Já para a licença de operação corretiva, a Semad não teria exigido todos os documentos necessários. Só foi feita a solicitação de elaboração de planos de contingência e execução de auditoria periódica. “Mas só foram solicitados posteriormente, como condicionante no processo corretivo. E deveriam ter sido solicitados antes da concessão da licença”, disse a auditora.
Recomendações
Após o relatório, a CGE fez recomendações de melhorias análises dos processos de licenciamento da Semad, para evitar novos acidentes com barragens, como instituição de checklists para verificar se todos os requisitos foram cumpridos e implantação de melhorias no sistema informatizado no Banco de Declarações Ambientais.
"Foi constatada a deficiência de fiscalização. No plano de fiscalização de 2017 e 2018, foram identificados 3 técnicos responsáveis pelo trabalho. Falta de pessoal pode ser amenizada por um sistema mais eficaz", concluiu Thaís.
O que dizem os citados
Por nota, a Secretaria de Estado de Meio Ambiente reforçou que "o resultado da auditoria não guarda relação de causa e efeito com a referida tragédia que foi o rompimento da estrutura, em 25 de janeiro deste ano".
O Sistema Estadual de Meio Ambiente e Recursos Hídricos (Sisema) informou, ainda, que a primeira licença do empreendimento foi concedida em 1995, quando a estrutura pertencia à Ferteco Mineração. Esta licença não trazia limites de alteamentos para a estrutura das barragens e foi renovado em 2003.
O licenciamento que ocorreu em 2008 foi concedido em nome da Vale S/A, em caráter corretivo, e se referia aos alteamentos que já estavam em operação.
A Semad alega que este licenciamento foi sobre o nono e o décimo alteamentos, ao contrário do informado pela CGE. A secretaria confirmou, contudo, que os demais continuaram sem a licença.
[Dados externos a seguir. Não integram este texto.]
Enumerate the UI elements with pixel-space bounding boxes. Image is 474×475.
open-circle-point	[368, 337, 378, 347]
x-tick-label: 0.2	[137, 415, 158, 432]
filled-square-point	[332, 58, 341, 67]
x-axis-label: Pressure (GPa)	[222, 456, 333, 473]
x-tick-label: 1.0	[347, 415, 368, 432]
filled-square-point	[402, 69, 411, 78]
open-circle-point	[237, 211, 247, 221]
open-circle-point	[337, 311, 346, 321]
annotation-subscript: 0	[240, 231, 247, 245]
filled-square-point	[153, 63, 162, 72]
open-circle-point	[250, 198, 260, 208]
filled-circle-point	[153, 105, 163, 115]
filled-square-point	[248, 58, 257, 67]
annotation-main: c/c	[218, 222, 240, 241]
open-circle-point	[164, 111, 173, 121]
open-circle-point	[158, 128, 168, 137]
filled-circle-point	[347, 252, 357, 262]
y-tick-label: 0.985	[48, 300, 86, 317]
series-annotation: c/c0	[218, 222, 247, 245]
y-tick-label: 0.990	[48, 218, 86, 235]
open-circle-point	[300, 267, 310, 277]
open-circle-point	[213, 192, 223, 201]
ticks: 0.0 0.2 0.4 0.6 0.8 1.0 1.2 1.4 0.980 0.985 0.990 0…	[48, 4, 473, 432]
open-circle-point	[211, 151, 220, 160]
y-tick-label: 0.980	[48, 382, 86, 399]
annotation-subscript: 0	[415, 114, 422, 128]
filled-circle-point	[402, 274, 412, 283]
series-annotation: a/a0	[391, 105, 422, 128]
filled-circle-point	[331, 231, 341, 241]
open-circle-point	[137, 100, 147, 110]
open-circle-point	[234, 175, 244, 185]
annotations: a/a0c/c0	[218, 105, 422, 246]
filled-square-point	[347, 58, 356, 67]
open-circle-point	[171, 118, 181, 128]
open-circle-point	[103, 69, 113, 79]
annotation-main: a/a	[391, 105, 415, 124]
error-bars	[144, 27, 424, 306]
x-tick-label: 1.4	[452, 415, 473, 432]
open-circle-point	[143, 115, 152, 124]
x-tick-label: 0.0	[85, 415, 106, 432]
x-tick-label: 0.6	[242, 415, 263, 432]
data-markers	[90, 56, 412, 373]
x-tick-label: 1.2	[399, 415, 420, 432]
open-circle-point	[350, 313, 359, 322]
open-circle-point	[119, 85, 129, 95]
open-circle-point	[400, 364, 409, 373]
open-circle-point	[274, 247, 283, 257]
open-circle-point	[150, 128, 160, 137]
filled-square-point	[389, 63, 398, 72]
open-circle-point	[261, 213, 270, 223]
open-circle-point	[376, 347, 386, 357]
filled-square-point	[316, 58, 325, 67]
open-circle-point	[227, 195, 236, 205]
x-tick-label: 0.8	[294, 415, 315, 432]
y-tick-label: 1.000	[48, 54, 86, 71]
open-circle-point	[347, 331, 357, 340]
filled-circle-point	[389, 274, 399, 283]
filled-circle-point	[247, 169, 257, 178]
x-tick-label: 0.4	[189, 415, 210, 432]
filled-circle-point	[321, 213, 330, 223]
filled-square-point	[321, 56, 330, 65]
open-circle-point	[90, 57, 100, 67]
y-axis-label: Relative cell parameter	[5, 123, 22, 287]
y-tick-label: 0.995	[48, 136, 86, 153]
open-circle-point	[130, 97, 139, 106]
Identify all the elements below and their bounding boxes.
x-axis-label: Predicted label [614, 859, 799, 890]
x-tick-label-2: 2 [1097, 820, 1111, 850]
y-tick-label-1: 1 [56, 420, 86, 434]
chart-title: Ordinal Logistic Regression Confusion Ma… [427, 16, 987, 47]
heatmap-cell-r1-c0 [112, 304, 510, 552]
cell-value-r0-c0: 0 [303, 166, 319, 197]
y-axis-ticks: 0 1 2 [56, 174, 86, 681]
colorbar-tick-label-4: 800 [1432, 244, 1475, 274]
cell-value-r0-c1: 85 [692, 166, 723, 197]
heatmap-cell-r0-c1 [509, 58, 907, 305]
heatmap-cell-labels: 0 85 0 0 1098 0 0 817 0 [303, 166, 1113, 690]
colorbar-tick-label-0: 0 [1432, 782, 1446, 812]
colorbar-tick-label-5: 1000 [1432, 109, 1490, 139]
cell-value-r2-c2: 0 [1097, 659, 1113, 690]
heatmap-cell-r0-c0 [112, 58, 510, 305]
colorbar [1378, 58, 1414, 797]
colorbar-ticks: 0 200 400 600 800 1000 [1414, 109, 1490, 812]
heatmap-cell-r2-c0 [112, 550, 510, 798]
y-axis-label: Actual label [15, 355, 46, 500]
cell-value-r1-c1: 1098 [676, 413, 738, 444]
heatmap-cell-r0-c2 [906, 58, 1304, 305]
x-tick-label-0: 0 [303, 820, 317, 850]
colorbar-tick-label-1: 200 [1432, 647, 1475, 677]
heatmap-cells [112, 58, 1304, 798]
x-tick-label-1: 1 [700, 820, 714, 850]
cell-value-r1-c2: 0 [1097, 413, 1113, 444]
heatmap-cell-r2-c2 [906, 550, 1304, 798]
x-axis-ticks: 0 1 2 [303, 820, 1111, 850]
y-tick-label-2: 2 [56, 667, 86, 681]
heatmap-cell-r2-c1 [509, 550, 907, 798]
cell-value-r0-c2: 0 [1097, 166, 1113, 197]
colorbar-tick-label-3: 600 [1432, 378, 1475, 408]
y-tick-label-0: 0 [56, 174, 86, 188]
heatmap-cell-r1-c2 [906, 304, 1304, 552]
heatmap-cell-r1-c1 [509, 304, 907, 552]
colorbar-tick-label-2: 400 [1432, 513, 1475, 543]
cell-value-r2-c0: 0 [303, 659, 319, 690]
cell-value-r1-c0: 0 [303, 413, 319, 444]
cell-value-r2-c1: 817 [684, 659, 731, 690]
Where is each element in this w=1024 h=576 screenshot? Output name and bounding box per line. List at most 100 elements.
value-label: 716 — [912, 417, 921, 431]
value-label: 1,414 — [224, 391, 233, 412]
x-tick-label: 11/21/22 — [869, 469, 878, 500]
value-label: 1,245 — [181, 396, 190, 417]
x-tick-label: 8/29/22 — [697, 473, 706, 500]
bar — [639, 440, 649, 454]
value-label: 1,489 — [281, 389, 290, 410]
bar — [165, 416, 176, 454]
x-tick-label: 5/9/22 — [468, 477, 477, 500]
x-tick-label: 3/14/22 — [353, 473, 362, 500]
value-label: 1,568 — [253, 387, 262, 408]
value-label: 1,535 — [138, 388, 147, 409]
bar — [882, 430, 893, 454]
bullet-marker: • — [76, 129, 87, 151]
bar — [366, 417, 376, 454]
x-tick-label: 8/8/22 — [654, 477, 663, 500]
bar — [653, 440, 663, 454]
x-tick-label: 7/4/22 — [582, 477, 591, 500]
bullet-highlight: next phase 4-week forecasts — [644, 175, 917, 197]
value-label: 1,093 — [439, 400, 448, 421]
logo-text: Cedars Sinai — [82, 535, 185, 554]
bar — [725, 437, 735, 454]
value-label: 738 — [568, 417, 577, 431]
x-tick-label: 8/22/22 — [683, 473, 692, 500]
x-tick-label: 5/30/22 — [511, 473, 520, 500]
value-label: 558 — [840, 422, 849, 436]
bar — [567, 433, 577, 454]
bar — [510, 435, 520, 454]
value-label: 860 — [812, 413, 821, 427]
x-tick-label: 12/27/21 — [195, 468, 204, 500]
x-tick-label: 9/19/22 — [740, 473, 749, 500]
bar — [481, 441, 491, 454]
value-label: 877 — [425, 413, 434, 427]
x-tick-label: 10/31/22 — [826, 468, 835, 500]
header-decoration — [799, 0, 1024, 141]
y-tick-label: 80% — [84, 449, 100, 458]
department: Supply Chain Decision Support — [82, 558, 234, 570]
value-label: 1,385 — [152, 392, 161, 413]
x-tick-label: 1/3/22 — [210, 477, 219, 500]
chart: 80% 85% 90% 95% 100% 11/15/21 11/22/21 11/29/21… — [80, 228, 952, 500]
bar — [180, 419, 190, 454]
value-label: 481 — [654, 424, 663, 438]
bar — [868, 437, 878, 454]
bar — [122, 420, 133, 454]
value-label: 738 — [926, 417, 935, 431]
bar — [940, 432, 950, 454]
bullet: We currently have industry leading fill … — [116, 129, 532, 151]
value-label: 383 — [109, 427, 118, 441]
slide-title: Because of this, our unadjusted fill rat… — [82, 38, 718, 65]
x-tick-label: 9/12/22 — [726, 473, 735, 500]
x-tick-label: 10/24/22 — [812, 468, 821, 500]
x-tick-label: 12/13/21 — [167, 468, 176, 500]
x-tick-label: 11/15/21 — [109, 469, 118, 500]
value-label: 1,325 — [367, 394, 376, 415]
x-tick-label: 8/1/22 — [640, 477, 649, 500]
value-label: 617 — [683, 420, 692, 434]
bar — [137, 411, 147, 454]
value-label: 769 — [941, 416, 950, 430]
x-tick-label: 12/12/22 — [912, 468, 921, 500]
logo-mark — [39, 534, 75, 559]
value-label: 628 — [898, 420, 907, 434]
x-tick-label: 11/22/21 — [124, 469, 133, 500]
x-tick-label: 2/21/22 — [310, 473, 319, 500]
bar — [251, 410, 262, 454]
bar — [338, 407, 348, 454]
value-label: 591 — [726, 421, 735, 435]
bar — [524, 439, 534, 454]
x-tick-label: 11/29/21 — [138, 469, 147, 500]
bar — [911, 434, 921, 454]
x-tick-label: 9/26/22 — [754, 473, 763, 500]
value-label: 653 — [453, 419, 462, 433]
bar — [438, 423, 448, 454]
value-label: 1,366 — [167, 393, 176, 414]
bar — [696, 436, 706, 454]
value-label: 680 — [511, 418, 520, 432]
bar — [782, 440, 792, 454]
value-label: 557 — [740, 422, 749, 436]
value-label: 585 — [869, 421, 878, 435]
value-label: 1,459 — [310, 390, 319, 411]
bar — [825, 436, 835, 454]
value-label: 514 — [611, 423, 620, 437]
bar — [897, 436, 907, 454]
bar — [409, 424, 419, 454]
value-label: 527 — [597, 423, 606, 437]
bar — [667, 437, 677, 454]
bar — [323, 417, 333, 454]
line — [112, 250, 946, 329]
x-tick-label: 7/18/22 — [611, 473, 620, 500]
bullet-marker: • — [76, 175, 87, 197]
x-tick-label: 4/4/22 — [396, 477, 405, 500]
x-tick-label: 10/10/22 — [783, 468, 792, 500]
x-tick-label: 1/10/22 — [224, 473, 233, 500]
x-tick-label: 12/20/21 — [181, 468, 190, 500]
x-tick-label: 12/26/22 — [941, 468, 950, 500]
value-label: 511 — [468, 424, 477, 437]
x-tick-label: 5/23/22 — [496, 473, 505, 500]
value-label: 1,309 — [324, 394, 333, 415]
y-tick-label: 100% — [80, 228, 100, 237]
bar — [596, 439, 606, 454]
Sobre as recomendações de realização de estudos consecutivos sobre as características iniciais do maciço, a partir de 2006, a Semad disse que a não entrega da documentação não indica que os estudos deixaram de ser feitos; mas que houve novas dúvidas apontadas posteriormente.
A secretaria negou ineficiência na fiscalização e disse que a Polícia Nacional de Segurança de Barragens, criada em 2010, estabelece que “o empreendedor é o responsável legal pela segurança da barragem, cabendo-lhe o desenvolvimento de ações para garanti-la”.
A secretaria disse ainda que a fiscalização cabe à Agência Nacional de Mineração (ANM), que é o órgão responsável por outorgar a atividade.
A Vale ainda não se posicionou sobre o assunto.